Monday, April 10, 2017

Washington Post: The Tale of a Trump Falsehood - How His Voter Fraud Claim Spread Like a Virus

By Jenna Johnson:

he falsehood took root a week ago, when President Trump claimed in a private Jan. 23 meeting with top congressional leaders that between 3 million and 5 million undocumented immigrants illegally voted in November’s election.

From there, the infection spread, strengthened with faulty evidence and scattered anecdotes: A congressman offered his own estimate of 2.4 million illegally registered voters. The White House press secretary misrepresented the findings of a study and suggested, with no evidence, that fraud happens in “big states, very populous states and urban areas.” Other Republicans pointed to an investigation of a small batch of voter registrations in Virginia, convictions for vote-buying in local races in Kentucky and a false statistic about voter turnout in Pennsylvania being suspiciously high in 2012.

Within days, the stray comment at a reception — a variation on a false claim Trump had been making for months — led to the president’s call for an investigation, plans for an executive order and a promise from Vice President Pence to Republicans that the administration would “initiate a full evaluation of voting rolls.”

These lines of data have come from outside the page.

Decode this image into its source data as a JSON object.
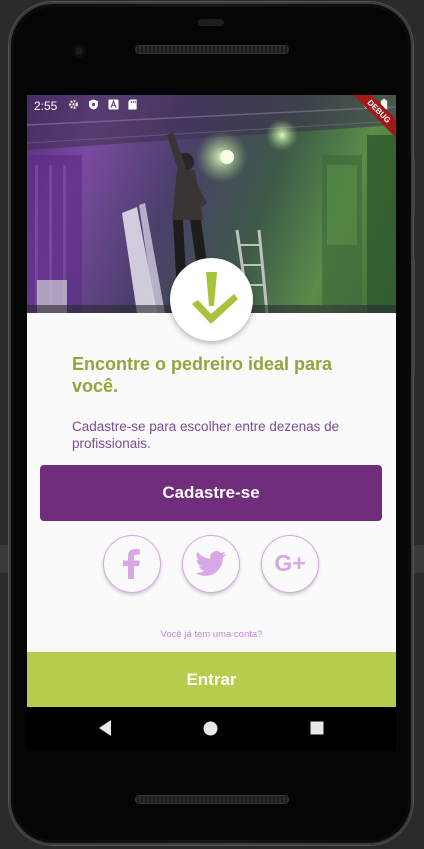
{
  "status_bar": {
    "time": "2:55",
    "icons": [
      "settings-icon",
      "shield-icon",
      "a-icon",
      "sd-card-icon",
      "wifi-icon",
      "battery-icon"
    ]
  },
  "debug_banner": "DEBUG",
  "hero": {
    "image": "construction-worker-photo",
    "logo_icon": "checkmark-drop-logo"
  },
  "headline": "Encontre o pedreiro ideal para você.",
  "subtext": "Cadastre-se para escolher entre dezenas de profissionais.",
  "signup_button": "Cadastre-se",
  "social": {
    "facebook_icon": "facebook-icon",
    "twitter_icon": "twitter-icon",
    "google_icon": "google-plus-icon",
    "google_label": "G+"
  },
  "have_account": "Você já tem uma conta?",
  "enter_button": "Entrar",
  "nav": {
    "back": "back-icon",
    "home": "home-icon",
    "recents": "recents-icon"
  },
  "colors": {
    "brand_purple": "#6f2d7b",
    "brand_green": "#b6cc4c",
    "headline_green": "#8fa83e",
    "subtext_purple": "#7d4c94",
    "social_icon": "#d9a6e6"
  }
}
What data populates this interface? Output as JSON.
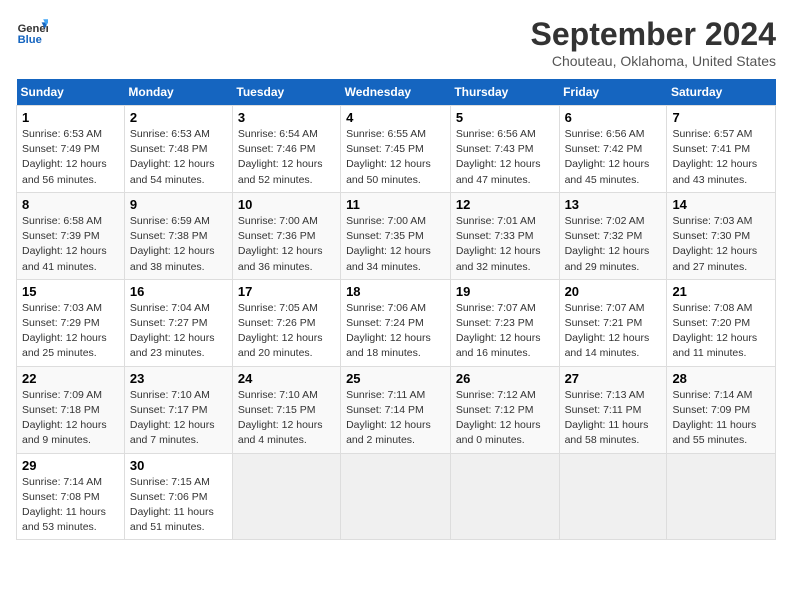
{
  "logo": {
    "line1": "General",
    "line2": "Blue"
  },
  "title": "September 2024",
  "subtitle": "Chouteau, Oklahoma, United States",
  "weekdays": [
    "Sunday",
    "Monday",
    "Tuesday",
    "Wednesday",
    "Thursday",
    "Friday",
    "Saturday"
  ],
  "weeks": [
    [
      {
        "day": "1",
        "sunrise": "6:53 AM",
        "sunset": "7:49 PM",
        "daylight": "12 hours and 56 minutes."
      },
      {
        "day": "2",
        "sunrise": "6:53 AM",
        "sunset": "7:48 PM",
        "daylight": "12 hours and 54 minutes."
      },
      {
        "day": "3",
        "sunrise": "6:54 AM",
        "sunset": "7:46 PM",
        "daylight": "12 hours and 52 minutes."
      },
      {
        "day": "4",
        "sunrise": "6:55 AM",
        "sunset": "7:45 PM",
        "daylight": "12 hours and 50 minutes."
      },
      {
        "day": "5",
        "sunrise": "6:56 AM",
        "sunset": "7:43 PM",
        "daylight": "12 hours and 47 minutes."
      },
      {
        "day": "6",
        "sunrise": "6:56 AM",
        "sunset": "7:42 PM",
        "daylight": "12 hours and 45 minutes."
      },
      {
        "day": "7",
        "sunrise": "6:57 AM",
        "sunset": "7:41 PM",
        "daylight": "12 hours and 43 minutes."
      }
    ],
    [
      {
        "day": "8",
        "sunrise": "6:58 AM",
        "sunset": "7:39 PM",
        "daylight": "12 hours and 41 minutes."
      },
      {
        "day": "9",
        "sunrise": "6:59 AM",
        "sunset": "7:38 PM",
        "daylight": "12 hours and 38 minutes."
      },
      {
        "day": "10",
        "sunrise": "7:00 AM",
        "sunset": "7:36 PM",
        "daylight": "12 hours and 36 minutes."
      },
      {
        "day": "11",
        "sunrise": "7:00 AM",
        "sunset": "7:35 PM",
        "daylight": "12 hours and 34 minutes."
      },
      {
        "day": "12",
        "sunrise": "7:01 AM",
        "sunset": "7:33 PM",
        "daylight": "12 hours and 32 minutes."
      },
      {
        "day": "13",
        "sunrise": "7:02 AM",
        "sunset": "7:32 PM",
        "daylight": "12 hours and 29 minutes."
      },
      {
        "day": "14",
        "sunrise": "7:03 AM",
        "sunset": "7:30 PM",
        "daylight": "12 hours and 27 minutes."
      }
    ],
    [
      {
        "day": "15",
        "sunrise": "7:03 AM",
        "sunset": "7:29 PM",
        "daylight": "12 hours and 25 minutes."
      },
      {
        "day": "16",
        "sunrise": "7:04 AM",
        "sunset": "7:27 PM",
        "daylight": "12 hours and 23 minutes."
      },
      {
        "day": "17",
        "sunrise": "7:05 AM",
        "sunset": "7:26 PM",
        "daylight": "12 hours and 20 minutes."
      },
      {
        "day": "18",
        "sunrise": "7:06 AM",
        "sunset": "7:24 PM",
        "daylight": "12 hours and 18 minutes."
      },
      {
        "day": "19",
        "sunrise": "7:07 AM",
        "sunset": "7:23 PM",
        "daylight": "12 hours and 16 minutes."
      },
      {
        "day": "20",
        "sunrise": "7:07 AM",
        "sunset": "7:21 PM",
        "daylight": "12 hours and 14 minutes."
      },
      {
        "day": "21",
        "sunrise": "7:08 AM",
        "sunset": "7:20 PM",
        "daylight": "12 hours and 11 minutes."
      }
    ],
    [
      {
        "day": "22",
        "sunrise": "7:09 AM",
        "sunset": "7:18 PM",
        "daylight": "12 hours and 9 minutes."
      },
      {
        "day": "23",
        "sunrise": "7:10 AM",
        "sunset": "7:17 PM",
        "daylight": "12 hours and 7 minutes."
      },
      {
        "day": "24",
        "sunrise": "7:10 AM",
        "sunset": "7:15 PM",
        "daylight": "12 hours and 4 minutes."
      },
      {
        "day": "25",
        "sunrise": "7:11 AM",
        "sunset": "7:14 PM",
        "daylight": "12 hours and 2 minutes."
      },
      {
        "day": "26",
        "sunrise": "7:12 AM",
        "sunset": "7:12 PM",
        "daylight": "12 hours and 0 minutes."
      },
      {
        "day": "27",
        "sunrise": "7:13 AM",
        "sunset": "7:11 PM",
        "daylight": "11 hours and 58 minutes."
      },
      {
        "day": "28",
        "sunrise": "7:14 AM",
        "sunset": "7:09 PM",
        "daylight": "11 hours and 55 minutes."
      }
    ],
    [
      {
        "day": "29",
        "sunrise": "7:14 AM",
        "sunset": "7:08 PM",
        "daylight": "11 hours and 53 minutes."
      },
      {
        "day": "30",
        "sunrise": "7:15 AM",
        "sunset": "7:06 PM",
        "daylight": "11 hours and 51 minutes."
      },
      null,
      null,
      null,
      null,
      null
    ]
  ]
}
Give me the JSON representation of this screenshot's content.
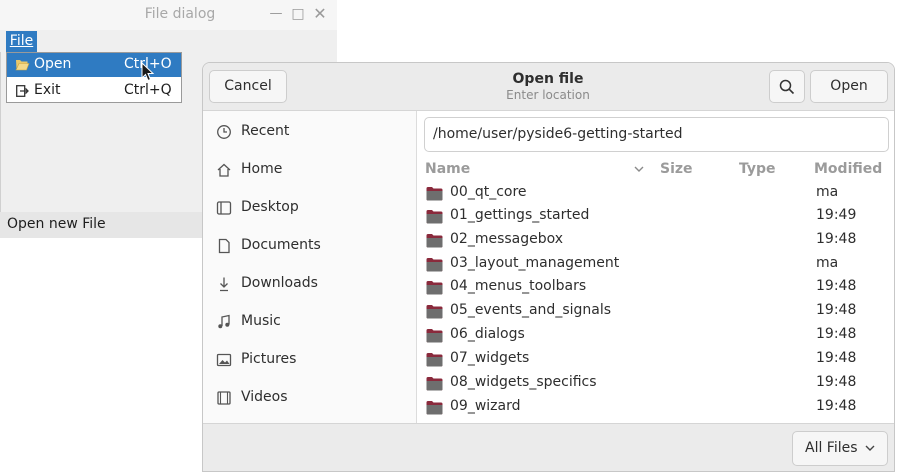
{
  "qt_window": {
    "title": "File dialog",
    "menu": {
      "file_label": "File"
    },
    "dropdown": [
      {
        "label": "Open",
        "shortcut": "Ctrl+O",
        "icon": "folder-open-icon",
        "selected": true
      },
      {
        "label": "Exit",
        "shortcut": "Ctrl+Q",
        "icon": "exit-icon",
        "selected": false
      }
    ],
    "status_text": "Open new File"
  },
  "dialog": {
    "title": "Open file",
    "subtitle": "Enter location",
    "cancel_label": "Cancel",
    "open_label": "Open",
    "location": "/home/user/pyside6-getting-started",
    "sidebar": [
      {
        "label": "Recent",
        "icon": "clock-icon"
      },
      {
        "label": "Home",
        "icon": "home-icon"
      },
      {
        "label": "Desktop",
        "icon": "desktop-icon"
      },
      {
        "label": "Documents",
        "icon": "documents-icon"
      },
      {
        "label": "Downloads",
        "icon": "download-icon"
      },
      {
        "label": "Music",
        "icon": "music-icon"
      },
      {
        "label": "Pictures",
        "icon": "pictures-icon"
      },
      {
        "label": "Videos",
        "icon": "video-icon"
      }
    ],
    "columns": {
      "name": "Name",
      "size": "Size",
      "type": "Type",
      "modified": "Modified"
    },
    "files": [
      {
        "name": "00_qt_core",
        "modified": "ma"
      },
      {
        "name": "01_gettings_started",
        "modified": "19:49"
      },
      {
        "name": "02_messagebox",
        "modified": "19:48"
      },
      {
        "name": "03_layout_management",
        "modified": "ma"
      },
      {
        "name": "04_menus_toolbars",
        "modified": "19:48"
      },
      {
        "name": "05_events_and_signals",
        "modified": "19:48"
      },
      {
        "name": "06_dialogs",
        "modified": "19:48"
      },
      {
        "name": "07_widgets",
        "modified": "19:48"
      },
      {
        "name": "08_widgets_specifics",
        "modified": "19:48"
      },
      {
        "name": "09_wizard",
        "modified": "19:48"
      }
    ],
    "filter_label": "All Files"
  },
  "colors": {
    "selection": "#2f7bc2",
    "folder": "#8a2a3c"
  }
}
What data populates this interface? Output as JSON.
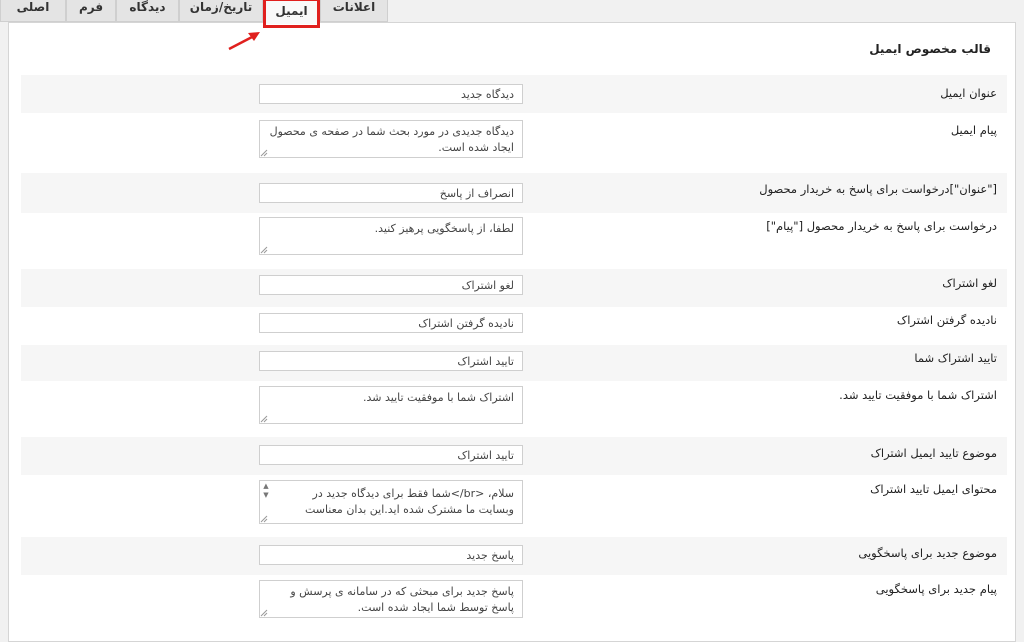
{
  "tabs": {
    "general": "اصلی",
    "form": "فرم",
    "comment": "دیدگاه",
    "datetime": "تاریخ/زمان",
    "email": "ایمیل",
    "notifications": "اعلانات"
  },
  "accent": {
    "highlight": "#e0201e"
  },
  "section_title": "قالب مخصوص ایمیل",
  "fields": [
    {
      "label": "عنوان ایمیل",
      "value": "دیدگاه جدید"
    },
    {
      "label": "پیام ایمیل",
      "value": "دیدگاه جدیدی در مورد بحث شما در صفحه ی محصول ایجاد شده است."
    },
    {
      "label": "[\"عنوان\"]درخواست برای پاسخ به خریدار محصول",
      "value": "انصراف از پاسخ"
    },
    {
      "label": "درخواست برای پاسخ به خریدار محصول [\"پیام\"]",
      "value": "لطفا، از پاسخگویی پرهیز کنید."
    },
    {
      "label": "لغو اشتراک",
      "value": "لغو اشتراک"
    },
    {
      "label": "نادیده گرفتن اشتراک",
      "value": "نادیده گرفتن اشتراک"
    },
    {
      "label": "تایید اشتراک شما",
      "value": "تایید اشتراک"
    },
    {
      "label": "اشتراک شما با موفقیت تایید شد.",
      "value": "اشتراک شما با موفقیت تایید شد."
    },
    {
      "label": "موضوع تایید ایمیل اشتراک",
      "value": "تایید اشتراک"
    },
    {
      "label": "محتوای ایمیل تایید اشتراک",
      "value": "سلام، <br/>شما فقط برای دیدگاه جدید در وبسایت ما مشترک شده اید.این بدان معناست"
    },
    {
      "label": "موضوع جدید برای پاسخگویی",
      "value": "پاسخ جدید"
    },
    {
      "label": "پیام جدید برای پاسخگویی",
      "value": "پاسخ جدید برای مبحثی که در سامانه ی پرسش و پاسخ توسط شما ایجاد شده است."
    }
  ]
}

The voter fraud canard was just one in a rush of falsehoods that poured from Trump and his advisers during his first 10 days in office. There were also claims that the crowd on the Mall for his inauguration was the largest ever (it wasn’t); that readership at the New York Times is falling (not true, the newspaper says); that there is an “unprecedented surge of illegal migrants” (the number has stabilized after decades of growth); and that a newly implemented travel ban is similar to actions that President Barack Obama took in 2011 (it’s not).

The rapid dissemination of such easily refutable claims shows how Trump’s administration will be unlike any other — and how comments rooted in conspiracy theories instead of facts can now become the basis for official government policy.

“I would urge the president to knock this off,” Sen. Lindsey O. Graham (R-S.C.) said soon after Trump’s igniting comment. “This is going to erode his ability to govern this country if he does not stop it.”